Un estudio del académico de la Universidad de Chile Carlos Huneeus, precisó que solo en el cuadrienio 2009-2013, los partidos recibieron más de 3.000 millones de pesos de financiamiento ilegal procedentes de Soquimich, Grupo Angellini, Pesqueras, Grupo Penta, Aguas Andinas y Pesqueras, lo que, por supuesto, no constituye sino la parte visible del témpano: En millones, PS: 107; PPD: 227; PDC 481; PRSD: 6; RN: 790 y UDI: 1448.
Si a los datos precedentes se suman las cantidades obtenidas fraudulentamente del Estado a través de “informes” y “asesorías” truchos ( que, según lo que se percibe superan largamente los 1.500 millones), queda más que claro que nuestra democracia está en problemas. Lo único bueno, es que este sistema es el único que tiene en sí mismo la capacidad de hacer públicos sus vicios y sus errores.
Restaurar un sistema político sano, transparente y participativo, no es fácil. Cumplido el ritual electoral de noviembre y enero próximos, llegará la hora de que el pueblo soberano haga ejercicio de sus derechos siendo implacable en el control y juzgamiento de sus representantes. La enfermedad es bastante grave y solo un tratamiento de shock hará posible evitar que se convierta en epidemia.

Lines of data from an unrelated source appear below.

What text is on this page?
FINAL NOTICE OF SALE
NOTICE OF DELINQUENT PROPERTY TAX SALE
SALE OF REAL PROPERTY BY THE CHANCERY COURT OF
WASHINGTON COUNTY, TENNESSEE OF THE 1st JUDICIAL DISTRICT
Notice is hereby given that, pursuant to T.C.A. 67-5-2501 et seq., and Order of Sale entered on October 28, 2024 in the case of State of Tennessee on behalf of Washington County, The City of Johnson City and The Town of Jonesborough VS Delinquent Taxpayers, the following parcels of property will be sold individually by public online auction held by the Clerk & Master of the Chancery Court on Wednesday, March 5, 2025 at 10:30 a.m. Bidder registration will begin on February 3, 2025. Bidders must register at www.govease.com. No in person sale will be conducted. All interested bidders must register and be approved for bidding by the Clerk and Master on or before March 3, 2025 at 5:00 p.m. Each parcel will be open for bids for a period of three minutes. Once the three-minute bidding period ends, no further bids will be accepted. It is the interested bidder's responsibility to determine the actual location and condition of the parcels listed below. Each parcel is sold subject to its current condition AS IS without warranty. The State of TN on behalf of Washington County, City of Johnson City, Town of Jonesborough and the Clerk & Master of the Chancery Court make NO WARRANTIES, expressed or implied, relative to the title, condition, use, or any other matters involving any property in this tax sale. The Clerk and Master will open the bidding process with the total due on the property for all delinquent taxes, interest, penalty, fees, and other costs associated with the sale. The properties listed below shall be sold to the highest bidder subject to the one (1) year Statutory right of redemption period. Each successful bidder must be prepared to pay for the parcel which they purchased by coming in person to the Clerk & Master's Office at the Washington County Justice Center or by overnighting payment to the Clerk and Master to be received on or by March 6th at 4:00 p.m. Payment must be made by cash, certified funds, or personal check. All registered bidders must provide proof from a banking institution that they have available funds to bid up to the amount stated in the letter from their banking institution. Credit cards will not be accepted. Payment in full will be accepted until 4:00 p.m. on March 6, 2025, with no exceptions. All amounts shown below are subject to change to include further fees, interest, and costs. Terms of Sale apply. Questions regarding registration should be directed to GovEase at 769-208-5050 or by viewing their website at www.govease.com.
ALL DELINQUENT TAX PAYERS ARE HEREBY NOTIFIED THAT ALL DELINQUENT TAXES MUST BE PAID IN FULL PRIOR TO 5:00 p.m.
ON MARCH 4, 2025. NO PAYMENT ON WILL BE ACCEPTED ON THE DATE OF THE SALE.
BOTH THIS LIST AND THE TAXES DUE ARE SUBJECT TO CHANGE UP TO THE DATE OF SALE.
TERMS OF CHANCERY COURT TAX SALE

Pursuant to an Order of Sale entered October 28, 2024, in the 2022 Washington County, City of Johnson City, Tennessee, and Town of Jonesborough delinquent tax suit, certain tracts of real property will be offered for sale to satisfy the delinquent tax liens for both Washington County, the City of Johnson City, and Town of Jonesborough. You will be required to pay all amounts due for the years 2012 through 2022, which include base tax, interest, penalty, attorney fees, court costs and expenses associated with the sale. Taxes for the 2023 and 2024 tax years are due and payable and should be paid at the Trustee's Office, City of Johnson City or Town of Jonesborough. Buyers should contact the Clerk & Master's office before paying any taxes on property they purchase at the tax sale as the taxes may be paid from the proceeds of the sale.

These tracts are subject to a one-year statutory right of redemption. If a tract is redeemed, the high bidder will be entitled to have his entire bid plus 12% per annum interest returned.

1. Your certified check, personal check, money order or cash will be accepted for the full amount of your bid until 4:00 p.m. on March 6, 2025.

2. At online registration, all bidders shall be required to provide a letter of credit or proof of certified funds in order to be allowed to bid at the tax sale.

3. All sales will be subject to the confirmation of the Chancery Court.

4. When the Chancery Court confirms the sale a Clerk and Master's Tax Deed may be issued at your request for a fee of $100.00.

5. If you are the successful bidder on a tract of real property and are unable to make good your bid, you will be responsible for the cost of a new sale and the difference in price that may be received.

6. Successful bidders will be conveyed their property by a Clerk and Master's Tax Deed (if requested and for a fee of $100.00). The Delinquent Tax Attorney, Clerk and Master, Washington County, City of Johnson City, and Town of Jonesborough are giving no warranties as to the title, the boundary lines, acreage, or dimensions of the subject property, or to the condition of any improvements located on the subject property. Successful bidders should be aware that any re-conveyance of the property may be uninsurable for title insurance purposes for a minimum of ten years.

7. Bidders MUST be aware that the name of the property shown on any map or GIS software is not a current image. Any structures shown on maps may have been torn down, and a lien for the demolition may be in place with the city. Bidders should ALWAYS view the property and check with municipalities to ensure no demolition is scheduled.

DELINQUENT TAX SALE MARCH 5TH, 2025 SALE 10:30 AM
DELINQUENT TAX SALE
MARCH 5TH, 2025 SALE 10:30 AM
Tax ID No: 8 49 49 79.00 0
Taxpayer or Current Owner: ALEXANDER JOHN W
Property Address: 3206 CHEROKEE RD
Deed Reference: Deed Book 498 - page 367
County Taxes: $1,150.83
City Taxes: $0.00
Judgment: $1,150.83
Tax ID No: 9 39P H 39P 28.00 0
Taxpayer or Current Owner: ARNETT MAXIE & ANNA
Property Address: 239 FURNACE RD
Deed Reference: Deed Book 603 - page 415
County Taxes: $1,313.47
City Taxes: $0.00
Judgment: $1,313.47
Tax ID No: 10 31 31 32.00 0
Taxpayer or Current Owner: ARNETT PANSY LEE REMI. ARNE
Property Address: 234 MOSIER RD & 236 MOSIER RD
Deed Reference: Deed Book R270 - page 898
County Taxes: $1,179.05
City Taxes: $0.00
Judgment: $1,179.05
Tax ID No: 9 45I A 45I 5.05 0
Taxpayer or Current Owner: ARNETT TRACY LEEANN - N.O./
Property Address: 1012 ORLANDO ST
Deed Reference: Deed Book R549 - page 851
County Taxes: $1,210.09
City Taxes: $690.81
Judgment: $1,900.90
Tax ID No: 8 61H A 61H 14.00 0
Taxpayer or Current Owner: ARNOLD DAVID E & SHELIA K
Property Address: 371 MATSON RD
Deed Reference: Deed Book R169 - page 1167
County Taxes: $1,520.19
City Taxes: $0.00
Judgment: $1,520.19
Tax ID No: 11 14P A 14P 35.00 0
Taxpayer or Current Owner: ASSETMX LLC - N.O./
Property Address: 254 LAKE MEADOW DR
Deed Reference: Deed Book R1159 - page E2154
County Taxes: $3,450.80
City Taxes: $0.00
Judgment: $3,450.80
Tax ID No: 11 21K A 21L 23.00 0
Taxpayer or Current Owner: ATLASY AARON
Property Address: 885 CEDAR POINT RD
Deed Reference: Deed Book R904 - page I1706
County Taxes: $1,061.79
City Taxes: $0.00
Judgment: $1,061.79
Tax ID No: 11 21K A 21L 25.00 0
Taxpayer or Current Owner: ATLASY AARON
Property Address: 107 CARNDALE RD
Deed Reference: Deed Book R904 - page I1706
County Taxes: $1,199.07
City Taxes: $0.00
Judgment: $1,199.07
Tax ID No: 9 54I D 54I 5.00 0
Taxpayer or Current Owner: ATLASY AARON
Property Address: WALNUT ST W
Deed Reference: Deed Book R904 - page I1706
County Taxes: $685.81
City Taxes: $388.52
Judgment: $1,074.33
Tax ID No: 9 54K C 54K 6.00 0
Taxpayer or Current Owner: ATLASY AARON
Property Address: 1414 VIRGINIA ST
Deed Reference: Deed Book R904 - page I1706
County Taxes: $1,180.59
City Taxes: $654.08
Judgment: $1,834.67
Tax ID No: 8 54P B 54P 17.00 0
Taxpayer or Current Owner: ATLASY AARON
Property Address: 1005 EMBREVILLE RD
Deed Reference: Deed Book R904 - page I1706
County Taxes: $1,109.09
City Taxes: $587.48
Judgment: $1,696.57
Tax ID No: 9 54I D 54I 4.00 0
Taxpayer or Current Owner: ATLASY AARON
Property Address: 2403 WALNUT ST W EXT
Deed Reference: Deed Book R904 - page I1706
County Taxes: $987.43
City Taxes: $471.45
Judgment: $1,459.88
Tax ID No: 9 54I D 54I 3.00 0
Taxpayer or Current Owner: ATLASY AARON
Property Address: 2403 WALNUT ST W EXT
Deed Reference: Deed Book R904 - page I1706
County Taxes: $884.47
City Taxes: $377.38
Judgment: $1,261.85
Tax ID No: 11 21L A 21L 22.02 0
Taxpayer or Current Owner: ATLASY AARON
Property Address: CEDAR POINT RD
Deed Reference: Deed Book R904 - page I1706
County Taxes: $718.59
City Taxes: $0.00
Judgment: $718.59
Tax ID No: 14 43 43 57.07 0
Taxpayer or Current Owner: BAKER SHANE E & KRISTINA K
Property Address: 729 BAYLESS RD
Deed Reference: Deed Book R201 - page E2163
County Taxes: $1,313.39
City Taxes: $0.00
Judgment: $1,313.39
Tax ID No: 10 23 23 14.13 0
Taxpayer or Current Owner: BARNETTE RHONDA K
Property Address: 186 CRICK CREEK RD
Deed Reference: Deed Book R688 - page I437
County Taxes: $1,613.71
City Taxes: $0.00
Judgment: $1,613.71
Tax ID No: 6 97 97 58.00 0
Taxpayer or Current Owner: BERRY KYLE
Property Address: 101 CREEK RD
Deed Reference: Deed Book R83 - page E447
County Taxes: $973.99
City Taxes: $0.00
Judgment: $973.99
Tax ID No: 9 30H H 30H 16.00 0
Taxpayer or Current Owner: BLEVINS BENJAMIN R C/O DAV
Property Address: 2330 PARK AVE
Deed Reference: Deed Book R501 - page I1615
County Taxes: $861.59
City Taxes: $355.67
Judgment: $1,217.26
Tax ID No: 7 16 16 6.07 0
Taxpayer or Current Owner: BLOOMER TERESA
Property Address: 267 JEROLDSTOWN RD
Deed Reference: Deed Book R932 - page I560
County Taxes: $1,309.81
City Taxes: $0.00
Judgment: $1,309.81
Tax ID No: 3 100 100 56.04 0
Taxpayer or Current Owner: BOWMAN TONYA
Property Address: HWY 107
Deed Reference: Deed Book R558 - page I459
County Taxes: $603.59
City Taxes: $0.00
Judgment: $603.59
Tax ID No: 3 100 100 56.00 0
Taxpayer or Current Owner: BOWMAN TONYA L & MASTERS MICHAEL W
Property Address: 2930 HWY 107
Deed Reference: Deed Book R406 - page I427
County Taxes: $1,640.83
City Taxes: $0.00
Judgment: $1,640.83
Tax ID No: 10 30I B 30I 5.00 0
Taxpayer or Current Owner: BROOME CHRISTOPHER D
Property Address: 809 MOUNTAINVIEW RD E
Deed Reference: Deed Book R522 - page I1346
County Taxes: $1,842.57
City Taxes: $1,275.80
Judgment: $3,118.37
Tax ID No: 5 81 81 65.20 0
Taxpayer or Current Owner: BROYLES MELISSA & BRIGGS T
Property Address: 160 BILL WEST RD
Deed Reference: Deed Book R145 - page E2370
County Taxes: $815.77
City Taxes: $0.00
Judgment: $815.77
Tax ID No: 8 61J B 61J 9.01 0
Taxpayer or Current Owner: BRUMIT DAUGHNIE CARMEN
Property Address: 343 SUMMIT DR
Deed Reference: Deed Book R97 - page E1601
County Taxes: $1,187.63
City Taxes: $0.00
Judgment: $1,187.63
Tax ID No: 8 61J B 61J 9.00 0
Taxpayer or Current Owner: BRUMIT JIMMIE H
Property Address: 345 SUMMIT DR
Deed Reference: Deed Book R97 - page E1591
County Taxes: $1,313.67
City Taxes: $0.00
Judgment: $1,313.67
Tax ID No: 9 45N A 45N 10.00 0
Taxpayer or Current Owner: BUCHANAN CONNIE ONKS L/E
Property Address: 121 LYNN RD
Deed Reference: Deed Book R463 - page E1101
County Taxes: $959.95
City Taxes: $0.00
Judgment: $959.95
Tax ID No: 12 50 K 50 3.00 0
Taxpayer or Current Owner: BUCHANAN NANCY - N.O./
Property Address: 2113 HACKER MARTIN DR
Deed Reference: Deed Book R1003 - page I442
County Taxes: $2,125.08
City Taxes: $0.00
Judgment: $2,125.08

Esta realidad chilena, ya se conoce en países extranjeros, motivo por el cual hay naciones que conocen esta debilidad política nacional, y se han convertido en las principales inversionistas en Chile. ¿Resultado? Bancos extranjeros, empresas y corporaciones extranjeras, supermercados extranjeros, clínicas extranjeras, minerías extranjeras. Lo nacional, es mirado en menos.
Ojalá, que este artículo sea leído por las personas que realmente tengan el poder de empezar un cambio verdadero y real, en beneficio de nuestra nación chilena, y no solamente de algunos millonarios establecidos en nuestra larga y angosta faja de corrupción política.